Another example is speech-to-text: “Doctors can speak, the system summarizes automatically, and with a click, a complete report is produced. This way, doctors look at patients instead of screens.”

Toward More Personalized, Efficient Care

Critics often warn of over-reliance on a single cloud provider, raising concerns about cost, flexibility, and service continuity. Nir argues that cloud-based distribution enhances resilience: “When missiles landed 200 meters from Ichilov, the risk of having only a local data center became clear. In the cloud, we have full backup and a multi-cloud strategy in development.”

The adoption of AI in medicine also raises challenges of liability, bias, and training. Ichilov has established a dedicated committee to oversee AI implementation, ensuring patient safety and ethical use. “AI will not replace doctors but empower them to provide more personal, efficient care,” Nir emphasizes.

Opening the Ecosystem to AI Innovation

Tzafrir Kagan, CEO of Elad Health and of Chameleon, calls the migration a strategic shift. “Our goal is to optimize the caregiver-patient encounter through technology that delivers the right information at the right moment,” he says.

According to Kagan, the change is not only technical but cultural: “We must be AI-first. That means developing AI solutions in-house and enabling startups and partners to connect to our system. To this end, we built Layer X, which integrates securely with Chameleon EMR under strict certification.”
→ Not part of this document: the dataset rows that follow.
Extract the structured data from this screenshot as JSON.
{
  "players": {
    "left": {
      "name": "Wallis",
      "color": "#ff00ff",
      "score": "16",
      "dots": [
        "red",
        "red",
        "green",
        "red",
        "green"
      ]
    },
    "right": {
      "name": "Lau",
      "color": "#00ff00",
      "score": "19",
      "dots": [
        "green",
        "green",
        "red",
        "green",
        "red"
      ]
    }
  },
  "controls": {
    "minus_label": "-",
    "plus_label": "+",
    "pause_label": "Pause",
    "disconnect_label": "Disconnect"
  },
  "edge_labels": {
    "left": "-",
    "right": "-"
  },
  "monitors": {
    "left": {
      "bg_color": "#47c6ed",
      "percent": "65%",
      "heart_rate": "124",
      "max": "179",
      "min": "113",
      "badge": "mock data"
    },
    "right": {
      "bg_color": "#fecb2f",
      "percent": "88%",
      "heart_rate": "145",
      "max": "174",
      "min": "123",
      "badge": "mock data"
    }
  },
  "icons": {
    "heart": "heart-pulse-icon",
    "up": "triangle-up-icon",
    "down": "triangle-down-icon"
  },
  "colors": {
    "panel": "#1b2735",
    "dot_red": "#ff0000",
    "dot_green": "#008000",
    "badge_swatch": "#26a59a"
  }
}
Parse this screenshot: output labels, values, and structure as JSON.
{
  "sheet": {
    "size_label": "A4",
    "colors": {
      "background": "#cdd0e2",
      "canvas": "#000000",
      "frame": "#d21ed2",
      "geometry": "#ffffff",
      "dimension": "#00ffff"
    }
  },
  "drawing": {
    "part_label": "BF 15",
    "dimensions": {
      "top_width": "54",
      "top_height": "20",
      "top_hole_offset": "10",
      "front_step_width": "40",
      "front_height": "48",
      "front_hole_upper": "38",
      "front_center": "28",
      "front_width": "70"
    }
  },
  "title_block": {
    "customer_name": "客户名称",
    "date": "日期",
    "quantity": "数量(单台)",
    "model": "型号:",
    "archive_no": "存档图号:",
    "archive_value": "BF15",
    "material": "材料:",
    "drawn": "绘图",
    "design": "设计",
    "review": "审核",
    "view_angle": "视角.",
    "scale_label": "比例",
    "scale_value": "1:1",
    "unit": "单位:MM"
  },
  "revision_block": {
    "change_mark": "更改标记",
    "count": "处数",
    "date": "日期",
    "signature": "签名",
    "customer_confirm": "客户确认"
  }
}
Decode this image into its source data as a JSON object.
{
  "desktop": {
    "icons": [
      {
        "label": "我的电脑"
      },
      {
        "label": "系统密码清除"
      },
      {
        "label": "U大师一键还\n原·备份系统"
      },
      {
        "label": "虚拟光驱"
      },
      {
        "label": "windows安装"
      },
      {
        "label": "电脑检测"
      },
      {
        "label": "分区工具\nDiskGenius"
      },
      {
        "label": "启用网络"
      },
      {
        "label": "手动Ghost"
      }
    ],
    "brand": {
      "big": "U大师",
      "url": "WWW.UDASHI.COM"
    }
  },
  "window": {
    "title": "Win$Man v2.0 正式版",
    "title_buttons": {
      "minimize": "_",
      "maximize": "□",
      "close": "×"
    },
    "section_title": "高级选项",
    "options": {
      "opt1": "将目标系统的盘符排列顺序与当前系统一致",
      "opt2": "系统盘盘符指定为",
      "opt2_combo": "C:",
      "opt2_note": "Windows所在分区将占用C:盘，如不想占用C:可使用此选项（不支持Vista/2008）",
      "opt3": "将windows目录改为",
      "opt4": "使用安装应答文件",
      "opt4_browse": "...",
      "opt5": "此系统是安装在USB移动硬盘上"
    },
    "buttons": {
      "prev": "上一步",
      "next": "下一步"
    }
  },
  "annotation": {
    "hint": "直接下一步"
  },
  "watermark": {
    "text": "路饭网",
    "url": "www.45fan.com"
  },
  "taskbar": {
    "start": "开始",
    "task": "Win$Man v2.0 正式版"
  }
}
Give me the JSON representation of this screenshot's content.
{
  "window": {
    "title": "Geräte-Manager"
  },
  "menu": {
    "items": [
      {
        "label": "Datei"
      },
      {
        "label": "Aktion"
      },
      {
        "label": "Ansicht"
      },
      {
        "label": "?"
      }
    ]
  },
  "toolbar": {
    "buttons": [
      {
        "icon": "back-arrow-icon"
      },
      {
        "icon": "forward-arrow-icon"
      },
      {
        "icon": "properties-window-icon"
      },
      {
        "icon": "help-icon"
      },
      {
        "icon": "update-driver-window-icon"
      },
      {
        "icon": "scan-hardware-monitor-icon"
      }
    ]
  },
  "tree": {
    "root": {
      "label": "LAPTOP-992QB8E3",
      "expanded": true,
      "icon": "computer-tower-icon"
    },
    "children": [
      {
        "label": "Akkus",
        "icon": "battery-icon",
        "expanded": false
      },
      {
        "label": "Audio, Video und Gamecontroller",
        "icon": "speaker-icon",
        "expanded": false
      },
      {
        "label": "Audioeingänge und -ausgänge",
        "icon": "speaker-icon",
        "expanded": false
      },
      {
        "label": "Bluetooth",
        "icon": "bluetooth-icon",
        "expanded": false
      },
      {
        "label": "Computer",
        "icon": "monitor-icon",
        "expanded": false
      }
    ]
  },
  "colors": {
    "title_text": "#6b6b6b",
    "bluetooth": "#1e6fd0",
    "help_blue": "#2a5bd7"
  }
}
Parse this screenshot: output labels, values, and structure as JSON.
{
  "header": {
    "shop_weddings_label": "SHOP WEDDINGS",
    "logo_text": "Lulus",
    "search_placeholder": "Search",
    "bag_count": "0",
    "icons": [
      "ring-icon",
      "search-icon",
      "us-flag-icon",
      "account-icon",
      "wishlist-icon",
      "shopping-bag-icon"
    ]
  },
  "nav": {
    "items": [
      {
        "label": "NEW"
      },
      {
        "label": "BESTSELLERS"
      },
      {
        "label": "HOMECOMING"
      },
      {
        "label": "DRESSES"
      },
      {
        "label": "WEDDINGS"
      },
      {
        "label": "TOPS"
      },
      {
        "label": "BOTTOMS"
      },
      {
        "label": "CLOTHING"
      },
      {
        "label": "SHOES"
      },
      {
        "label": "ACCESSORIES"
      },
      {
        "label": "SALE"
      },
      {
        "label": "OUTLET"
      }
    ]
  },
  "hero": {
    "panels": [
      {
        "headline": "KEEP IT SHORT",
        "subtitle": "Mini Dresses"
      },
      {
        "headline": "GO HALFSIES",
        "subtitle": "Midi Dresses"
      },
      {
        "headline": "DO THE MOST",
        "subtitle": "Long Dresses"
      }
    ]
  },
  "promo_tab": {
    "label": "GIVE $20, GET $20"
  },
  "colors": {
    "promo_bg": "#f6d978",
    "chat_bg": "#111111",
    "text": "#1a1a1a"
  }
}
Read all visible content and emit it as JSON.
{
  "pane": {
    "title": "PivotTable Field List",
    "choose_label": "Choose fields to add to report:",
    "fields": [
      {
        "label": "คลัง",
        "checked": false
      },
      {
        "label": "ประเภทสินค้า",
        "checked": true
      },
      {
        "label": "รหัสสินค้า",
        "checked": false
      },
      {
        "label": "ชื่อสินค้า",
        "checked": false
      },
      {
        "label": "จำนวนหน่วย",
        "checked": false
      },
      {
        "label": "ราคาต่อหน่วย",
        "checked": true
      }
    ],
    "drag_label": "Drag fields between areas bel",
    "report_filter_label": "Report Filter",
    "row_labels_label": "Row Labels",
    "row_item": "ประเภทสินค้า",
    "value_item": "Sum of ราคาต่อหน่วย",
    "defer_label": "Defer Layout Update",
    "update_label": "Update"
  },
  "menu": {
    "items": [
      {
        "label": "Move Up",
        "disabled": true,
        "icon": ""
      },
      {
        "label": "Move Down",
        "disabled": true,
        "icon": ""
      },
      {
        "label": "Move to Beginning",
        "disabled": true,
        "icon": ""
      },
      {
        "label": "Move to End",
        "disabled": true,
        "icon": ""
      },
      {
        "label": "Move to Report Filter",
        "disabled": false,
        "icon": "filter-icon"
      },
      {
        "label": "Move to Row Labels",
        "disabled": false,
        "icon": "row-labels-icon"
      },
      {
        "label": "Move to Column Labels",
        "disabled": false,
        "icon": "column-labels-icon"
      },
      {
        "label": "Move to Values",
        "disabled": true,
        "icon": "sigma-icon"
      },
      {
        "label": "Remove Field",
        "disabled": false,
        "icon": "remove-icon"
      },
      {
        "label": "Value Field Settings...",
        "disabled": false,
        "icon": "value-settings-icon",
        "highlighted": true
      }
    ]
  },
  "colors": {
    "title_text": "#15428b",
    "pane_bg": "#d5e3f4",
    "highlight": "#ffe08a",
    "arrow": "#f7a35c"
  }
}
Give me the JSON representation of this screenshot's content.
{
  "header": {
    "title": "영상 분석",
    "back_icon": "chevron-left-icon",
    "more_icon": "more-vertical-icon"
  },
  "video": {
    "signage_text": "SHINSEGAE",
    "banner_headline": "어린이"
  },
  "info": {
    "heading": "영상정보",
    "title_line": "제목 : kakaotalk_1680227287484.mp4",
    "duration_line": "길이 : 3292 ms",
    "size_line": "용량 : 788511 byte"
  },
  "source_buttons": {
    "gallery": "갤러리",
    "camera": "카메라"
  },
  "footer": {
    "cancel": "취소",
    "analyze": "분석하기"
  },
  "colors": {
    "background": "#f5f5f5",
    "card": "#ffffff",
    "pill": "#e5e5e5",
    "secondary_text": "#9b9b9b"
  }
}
He points to efficiency gains: “Anesthesiology prep can take hours. With AI tools, it takes minutes. The ROI is enormous, less administration, more patient care.”

Looking ahead, he envisions even broader applications: “We are working on personalized antibiotics and real-time checks for drug interactions. All of this becomes possible once the system is in the cloud and open to advanced AI capabilities.”